Wednesday, September 24, 2014

Lorrie Moore and the Tragically Humorous

In Elissa Schappell’s introduction to Lorrie Moore in 3x33, she highlights the way in which Moore has the ability to take tragic, disturbing, or generally heavy situations (or a mix of all three) and bring them to life not only through startling metaphors, dialogue, and description, but also through witty, satirical humor and brilliant wordplay. In doing this, it would seem she would shift the weight from the situation, but as Schappell notes, this isn’t the case – instead, she ends up enhancing the atmosphere. In the human experience, there is little that is simple and one-sided, and even as we go through the most pain, we find ourselves laughing. As Schappell puts it, “Grief is messy and uncontainable – humor happens.” The result of Moore’s efforts are characters that are startlingly human from start to finish, and feel the full range of emotions. Would you agree?

In Moore’s “Referential”, a mother deals with her son’s struggle with mental illness. As he becomes progressively worse, her lover, Pete (the only character with a name), begins to pull away, even though he is the only one who seems to have an effect on the son. While decidedly grim, the narrative, told from a limited third person perspective of the mother, contains witty, interesting thoughts, and the son’s dialogue, while obviously disturbed, is tragically humorous. Is Moore making a statement about mental illness as a whole here, or about life? Are the characters believable in their humor, especially when it comes to the mother’s sharp, insightful wit? What do you think of her idea of “mutilation as a language”, and is it meant to be darkly humorous – and, in this, is there truth? Is the mother’s narration reliable, or perhaps a sign that she is also mentally unstable? How well was this executed?


Do you think you could create characters that echo Moore’s and feel many emotions but often deflect with wit? Does Moore do it believably herself? 

Tuesday, September 16, 2014

Alice Munro: "Train"

This illustration by Raymond Verdaguer
 appears beside "Train" at harpers.org
In her interview with the Paris Review, Alice Munro says she has worked from “a feeling that women could write about the freakish, the marginal.” She says, “I don’t know how I got that feeling of being on the margins, it wasn’t that I was pushed there. Maybe it was because I grew up on a margin.” In “Train,” Jackson is a drifter, a man who walks away from relationships, who sees Mennonite boys singing in his dreams. He jumps off trains hoping for a “cancellation,” instead finding “an immediate flock of new surroundings, asking for attention in a way they never did when you were sitting on the train and looking out the window.” Jackson, who begins a “skinny nerve-wracked soldier,” enters a strange and wandering life, from the moment he indecisively starts back the way he came.
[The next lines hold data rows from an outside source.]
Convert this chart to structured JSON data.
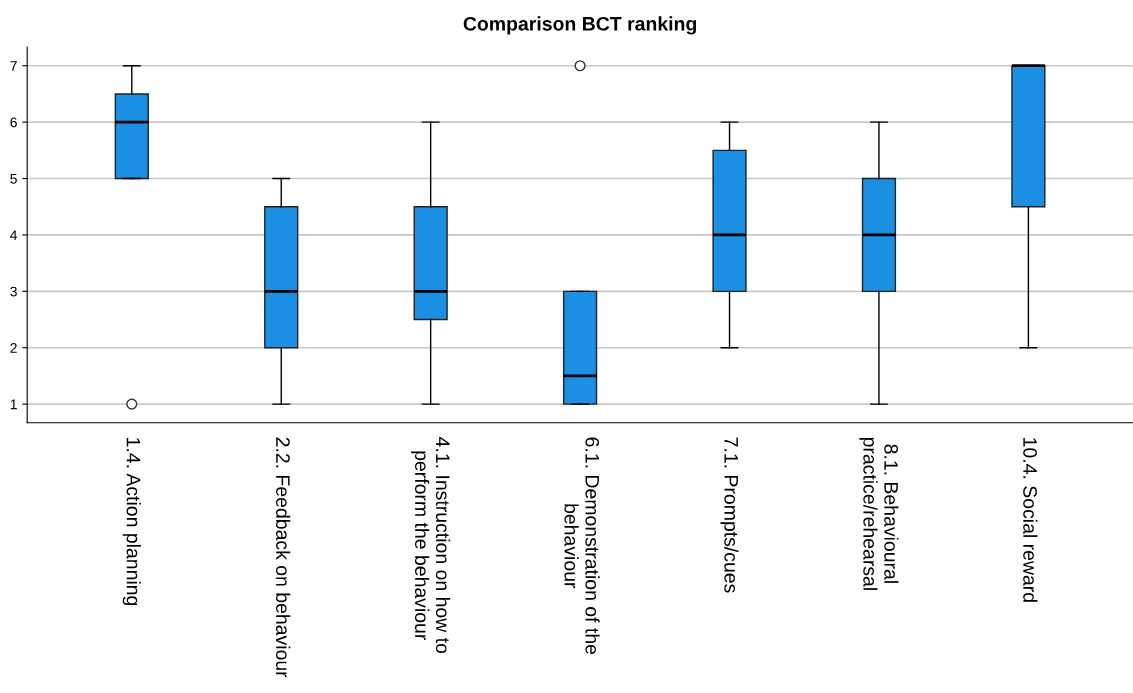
{
  "chart_data": {
    "type": "box",
    "title": "Comparison BCT ranking",
    "categories": [
      "1.4. Action planning",
      "2.2. Feedback on behaviour",
      "4.1. Instruction on how to\nperform the behaviour",
      "6.1. Demonstration of the\nbehaviour",
      "7.1. Prompts/cues",
      "8.1. Behavioural\npractice/rehearsal",
      "10.4. Social reward"
    ],
    "color": "#1a8fe3",
    "boxes": [
      {
        "low": 5,
        "q1": 5,
        "median": 6,
        "q3": 6.5,
        "high": 7,
        "outliers": [
          1
        ]
      },
      {
        "low": 1,
        "q1": 2,
        "median": 3,
        "q3": 4.5,
        "high": 5
      },
      {
        "low": 1,
        "q1": 2.5,
        "median": 3,
        "q3": 4.5,
        "high": 6
      },
      {
        "low": 1,
        "q1": 1,
        "median": 1.5,
        "q3": 3,
        "high": 3,
        "outliers": [
          7
        ]
      },
      {
        "low": 2,
        "q1": 3,
        "median": 4,
        "q3": 5.5,
        "high": 6
      },
      {
        "low": 1,
        "q1": 3,
        "median": 4,
        "q3": 5,
        "high": 6
      },
      {
        "low": 2,
        "q1": 4.5,
        "median": 7,
        "q3": 7,
        "high": 7
      }
    ],
    "ylim": [
      0.67,
      7.33
    ],
    "yticks": [
      1,
      2,
      3,
      4,
      5,
      6,
      7
    ],
    "grid": "y"
  }
}
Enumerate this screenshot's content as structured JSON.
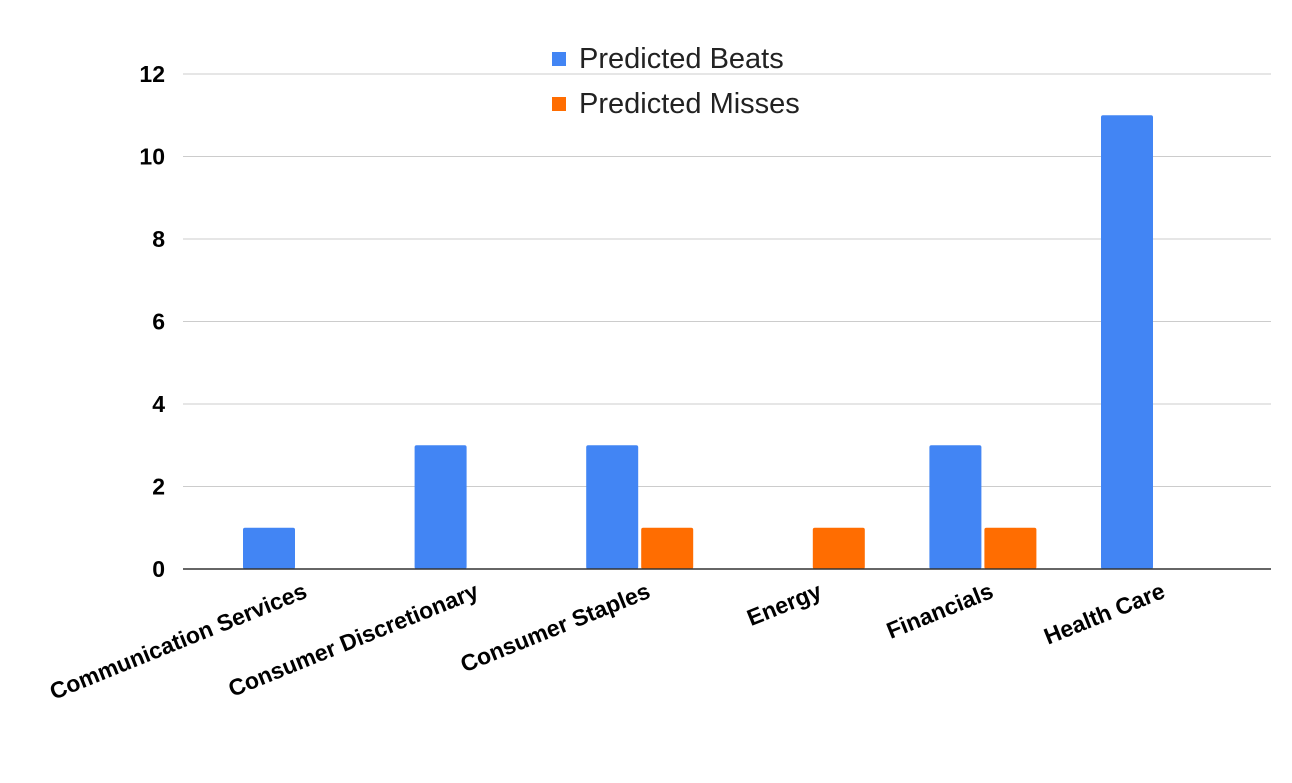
{
  "chart_data": {
    "type": "bar",
    "categories": [
      "Communication Services",
      "Consumer Discretionary",
      "Consumer Staples",
      "Energy",
      "Financials",
      "Health Care"
    ],
    "series": [
      {
        "name": "Predicted Beats",
        "values": [
          1,
          3,
          3,
          0,
          3,
          11
        ],
        "color": "#4285f4"
      },
      {
        "name": "Predicted Misses",
        "values": [
          0,
          0,
          1,
          1,
          1,
          0
        ],
        "color": "#ff6d01"
      }
    ],
    "y_ticks": [
      "0",
      "2",
      "4",
      "6",
      "8",
      "10",
      "12"
    ],
    "ylim": [
      0,
      12
    ],
    "title": "",
    "xlabel": "",
    "ylabel": "",
    "grid": true,
    "legend_position": "top-center"
  }
}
How is Jackson, like the narrators of “Walker Brothers Cowboy,” “Friend of My Youth,” and “Save the Reaper,” experiencing life from the margins? How does this affect the way he reacts in situations? Do you believe his character? How could you use Munro’s approach in your own writing?
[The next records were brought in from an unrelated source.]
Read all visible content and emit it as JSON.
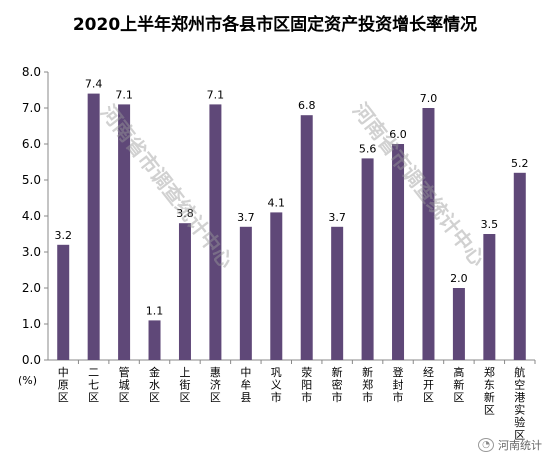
{
  "chart_data": {
    "type": "bar",
    "title": "2020上半年郑州市各县市区固定资产投资增长率情况",
    "ylabel": "(%)",
    "ylim": [
      0,
      8
    ],
    "yticks": [
      "0.0",
      "1.0",
      "2.0",
      "3.0",
      "4.0",
      "5.0",
      "6.0",
      "7.0",
      "8.0"
    ],
    "categories": [
      "中原区",
      "二七区",
      "管城区",
      "金水区",
      "上街区",
      "惠济区",
      "中牟县",
      "巩义市",
      "荥阳市",
      "新密市",
      "新郑市",
      "登封市",
      "经开区",
      "高新区",
      "郑东新区",
      "航空港实验区"
    ],
    "values": [
      3.2,
      7.4,
      7.1,
      1.1,
      3.8,
      7.1,
      3.7,
      4.1,
      6.8,
      3.7,
      5.6,
      6.0,
      7.0,
      2.0,
      3.5,
      5.2
    ],
    "value_labels": [
      "3.2",
      "7.4",
      "7.1",
      "1.1",
      "3.8",
      "7.1",
      "3.7",
      "4.1",
      "6.8",
      "3.7",
      "5.6",
      "6.0",
      "7.0",
      "2.0",
      "3.5",
      "5.2"
    ],
    "bar_color": "#5f4878",
    "grid": false,
    "legend": "none"
  },
  "watermark_text": [
    "河南省市调查统计中心",
    "河南省市调查统计中心"
  ],
  "footer": {
    "logo_text": "河南统计"
  }
}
Here's the link to the interview:
http://www.theparisreview.org/interviews/1791/the-art-of-fiction-no-137-alice-munro

Wednesday, September 3, 2014

Junot Diaz and the Fulgurating Sadness

If "Miss Lora" is the first story you ever read by Junot Diaz, it might feel like doing a cannonball into a freshwater lake.  The water, as if spring fed, is an ice bath, and you smack, splash, and sink in deep.  You come up gasping for air to swim to some safe place, where you decide you must read his other stories, whether those anthologized in 3x33 or his whole first collection, Drown, or his second collection, This Is How You Lose Her.  You must also read his novel, The Brief Wondrous Life of Oscar Wao.

For those who have read other stories featuring Yunior and Rafa, "Miss Lora" feels like another kind of bomb exploding.  Yunior's relationship with this older woman, amidst a landslide of sadness, does apocalyptic damage.  Why does Miss Lora do this to him?  Is their secret affair born out of abuse (her abusing him, her having been abused by her history teacher)?  Or born of mutual sadness and Yunior's loneliness and confusion after Rafa's death?  Or is it born of cultural expectations, explored in Yunior's statement that his father and brothers were both "sucios"?  How does this breaking of the adult/child taboo look different to us because of the reversal of genders, with a woman abusing a boy?  Does Yunior's searching in the end--his failure to find Miss Lora, the story's end on a photograph of them blinking, smiling--also feel explosive?

What is Diaz up to?  How does he do it?  Can you write an explosive story?

I just ran across this article Junot Diaz published in the New Yorker this past April: the MFA v. POV.  Go read it, and consider your career and education, and how what you read is limited by the people putting it in your path.  Incidentally, Helena Maria Viramontes's book Under the Feet of Jesus was given to me in graduate school by my amazing professor Susan Strehle, and it influenced my writing and teaching.  I have since met Viramontes on several occasions, and she is one of the loveliest human beings I've ever encountered.